In Figure 4, we explore and visualize query output results in different decoder layers during inference. The first row shows the queries selected by the Hungarian algorithm and demonstrate how their predictions move and refine through lower-to-higher decoder layers. Initially, the predictions are randomly located in the image. After passing some decoder layers, queries predictions gradually approach the proper locations. It is noteworthy that if a query’s prediction is close to the ground truth in lower layers, its prediction barely changes in higher layers.
The second row shows the spatial probabilities of a certain type of keypoint. For visualization, Gaussian heatmaps are first generated around the predicted keypoint locations, with their peak values proportional to class probabilities; then the heatmaps of all queries are stacked to form a single probability map. Note that the initial query embedding (the first column) produces an equivocal keypoint distribution. There exists confusion of keypoint locations in the first several layers of decoder, yet as the decoder layer goes deeper, the refinement proceeds and eventually yields a salient keypoint probability map (the last column).

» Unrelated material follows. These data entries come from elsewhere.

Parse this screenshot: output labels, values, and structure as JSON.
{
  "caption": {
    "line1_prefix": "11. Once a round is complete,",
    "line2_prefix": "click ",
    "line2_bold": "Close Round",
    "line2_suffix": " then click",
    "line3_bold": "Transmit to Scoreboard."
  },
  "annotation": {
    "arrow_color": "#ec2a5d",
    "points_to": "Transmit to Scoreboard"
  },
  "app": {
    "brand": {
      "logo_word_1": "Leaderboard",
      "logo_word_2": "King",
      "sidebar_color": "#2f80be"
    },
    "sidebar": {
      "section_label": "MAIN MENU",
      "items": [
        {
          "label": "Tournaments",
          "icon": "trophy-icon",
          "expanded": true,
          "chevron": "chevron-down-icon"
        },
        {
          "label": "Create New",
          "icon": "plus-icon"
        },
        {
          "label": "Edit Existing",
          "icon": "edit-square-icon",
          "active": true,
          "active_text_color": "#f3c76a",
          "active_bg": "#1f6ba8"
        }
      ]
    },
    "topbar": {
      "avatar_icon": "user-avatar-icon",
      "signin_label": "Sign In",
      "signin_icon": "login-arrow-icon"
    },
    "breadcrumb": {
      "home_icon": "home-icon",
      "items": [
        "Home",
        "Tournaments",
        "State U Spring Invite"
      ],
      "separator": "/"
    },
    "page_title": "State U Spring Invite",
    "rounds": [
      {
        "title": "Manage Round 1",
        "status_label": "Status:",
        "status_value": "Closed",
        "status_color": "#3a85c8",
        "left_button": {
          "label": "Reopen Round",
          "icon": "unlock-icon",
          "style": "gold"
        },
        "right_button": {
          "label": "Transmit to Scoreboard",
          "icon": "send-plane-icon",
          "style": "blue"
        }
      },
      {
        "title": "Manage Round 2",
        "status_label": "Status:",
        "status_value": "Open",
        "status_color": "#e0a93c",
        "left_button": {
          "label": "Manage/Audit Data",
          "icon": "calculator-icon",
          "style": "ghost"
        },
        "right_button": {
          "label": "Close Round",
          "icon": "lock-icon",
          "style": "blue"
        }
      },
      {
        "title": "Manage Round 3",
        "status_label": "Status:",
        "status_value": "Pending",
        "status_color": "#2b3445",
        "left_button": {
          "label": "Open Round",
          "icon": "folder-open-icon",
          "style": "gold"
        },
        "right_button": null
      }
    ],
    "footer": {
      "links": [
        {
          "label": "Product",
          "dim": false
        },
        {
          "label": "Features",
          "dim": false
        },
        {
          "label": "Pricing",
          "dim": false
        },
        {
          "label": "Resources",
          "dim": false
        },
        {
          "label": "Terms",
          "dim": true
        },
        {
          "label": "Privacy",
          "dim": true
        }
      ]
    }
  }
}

In this paper, we have presented Pose Regression TRansformer (PRTR), a new design for regression-based multi-person pose recognition method based on the Transformer structure [vaswani2017attention, carion2020end]. It treats the pose recognition task as a regression task, removes complex pre/post-processing procedures and requires fewer heuristic designs compared with existing heatmap-based approaches. Our method includes two alternatives, one as a two-stage and the other an end-to-end one. PRTR achieves state-of-the-art performance compared with other existing regression-based methods on the challenging COCO dataset. Distribution and refinement visualization of keypoint queries blazes the trail of revealing Transformer decoder inner mechanisms. In the future, we would like to investigate more powerful backbone networks and combine regression-based human detection and pose recognition in a more flexible manner.